The benchmark we compete against in the rest of the world and even some other South African cities is exactly the opposite – intra-regional provides 80% and extra-regional provides 15%.  This places us in an exceptional situation with unique challenges.

The marketing questions

We are, and will be for many years, reliant on international leisure visitors from our key source markets of the UK, USA, Germany and The Netherlands. Strategically these cannot be neglected, as they sustain our industry and ensure its viability.

Optimising the portfolio
Given this, the marketing question centres around the portfolio of visitors and how to develop a sustainable demand for all sectors (business, business events and major events etc.), alongside visits from core, emerging and domestic markets.

Each of these has a unique set of circumstances and considerations. It is important to balance investments commensurate with the risks and reality of achieving results. As an example, it would appear simple to grow the domestic market, but experience in many countries has shown that growing share domestically is probably one of the most difficult and expensive marketing challenges, as it requires altering individuals’ preconceptions and habitual mindsets.

How to place the brand in front of people continuously
The most important feature of visitor decision-making is that it is non-linear. People do not compartmentalise their decisions and motivations and follow a sequenced process of evaluation.

A view of Cape Town is developed over time, in many circumstances and at different times (thinking about a holiday, a business decision, where to host the next conference etc.).

The central marketing question is “Can we portray Cape Town consistently with multiple messages to many people for an extended period?”

The costs of not promoting tourism and a weak brand

The case of Sydney
International leisure tourism arrivals to Sydney plummeted for five years after hosting the Olympic Games in 2000 after the city decided to limit investment in leisure tourism marketing and city brand differentiation.

They assumed, wrongly, that after the significant investment in the games, the raised awareness of the city would induce visitors to arrive automatically.

During this period, Sydney was consistently ranked in the top three cities to visit by prominent brand studies and populist opinion. The fact, however, remained that visitors failed to arrive and the city’s visitor industry suffered greatly with huge losses of jobs and investment.

The learning points from the Sydney experience are clear:

  • Cities do not market themselves.
  • Infrastructural investments and discrete events, albeit important for economic growth and livability, are not necessarily relevant for people when making decisions to visit.
  • Lack of marketing induces invisibility and irrelevance, which in itself reduces demand.

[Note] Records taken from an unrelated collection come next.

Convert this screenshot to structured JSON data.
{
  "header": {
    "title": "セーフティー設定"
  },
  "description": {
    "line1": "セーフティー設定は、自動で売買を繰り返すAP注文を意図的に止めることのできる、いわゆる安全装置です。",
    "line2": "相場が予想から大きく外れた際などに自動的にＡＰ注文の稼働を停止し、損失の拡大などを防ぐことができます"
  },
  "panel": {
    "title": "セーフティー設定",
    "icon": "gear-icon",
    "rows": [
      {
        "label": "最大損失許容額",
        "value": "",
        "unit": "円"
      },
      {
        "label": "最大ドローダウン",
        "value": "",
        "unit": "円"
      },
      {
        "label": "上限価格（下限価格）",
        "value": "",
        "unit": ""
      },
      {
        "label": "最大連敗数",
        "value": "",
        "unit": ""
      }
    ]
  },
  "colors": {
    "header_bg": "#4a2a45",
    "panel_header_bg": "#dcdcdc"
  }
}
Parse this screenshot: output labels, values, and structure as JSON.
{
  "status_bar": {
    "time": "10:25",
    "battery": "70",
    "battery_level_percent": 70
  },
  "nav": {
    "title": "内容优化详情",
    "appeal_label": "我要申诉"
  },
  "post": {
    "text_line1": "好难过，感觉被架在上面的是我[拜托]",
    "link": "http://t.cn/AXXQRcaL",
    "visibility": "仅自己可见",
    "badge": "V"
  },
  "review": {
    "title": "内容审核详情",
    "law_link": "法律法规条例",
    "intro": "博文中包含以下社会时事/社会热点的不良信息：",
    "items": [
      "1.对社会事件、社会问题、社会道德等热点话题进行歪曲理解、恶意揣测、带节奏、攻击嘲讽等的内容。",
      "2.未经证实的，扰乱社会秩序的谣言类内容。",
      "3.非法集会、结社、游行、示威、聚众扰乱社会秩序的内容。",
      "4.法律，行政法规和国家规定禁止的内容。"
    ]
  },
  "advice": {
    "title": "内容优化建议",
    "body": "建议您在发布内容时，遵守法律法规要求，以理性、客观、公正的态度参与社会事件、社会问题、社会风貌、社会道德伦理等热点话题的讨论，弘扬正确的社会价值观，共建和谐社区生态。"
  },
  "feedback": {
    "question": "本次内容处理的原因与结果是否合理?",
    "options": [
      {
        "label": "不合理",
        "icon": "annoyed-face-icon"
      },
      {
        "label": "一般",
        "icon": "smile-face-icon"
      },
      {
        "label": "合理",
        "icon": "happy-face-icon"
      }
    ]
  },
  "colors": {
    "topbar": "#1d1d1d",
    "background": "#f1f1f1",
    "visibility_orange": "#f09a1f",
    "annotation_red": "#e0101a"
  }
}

The uniqueness of Cape Town
Cape Town is sometimes compared to European cities like Barcelona and some may question the need to further invest in tourism marketing and promotion, as they assume that visitors from our traditional source markets will continue to travel when we stop investing in marketing.

Cities like Barcelona, because of their location, depend on intra-regional and domestic travel for 80% of their tourism numbers and revenue, with only 20% visiting from international (extra-regional) countries.

Cape Town is different. The city’s visitor mix is the exact opposite, with 80% of revenue and numbers coming from extra-region international visitors. The upside of this is that these markets are the most lucrative, but on the downside, we have to compete with European cities that have the advantages of access and cost competitiveness.

Getting it right – it’s more, much more, than pictures and slogans
Beauty is no longer enough to create the kind of demand to sustain year-round economic growth and more job opportunities.

A strong, multidimensional brand positioning and strategy execution, incorporating leisure, business, investment, the academia and the creative sector is essential.

More than pictures, the required strategy is predicated on a multidimensional brand proposition and executed through a series and multitude of messages relevant to each market and market/segment.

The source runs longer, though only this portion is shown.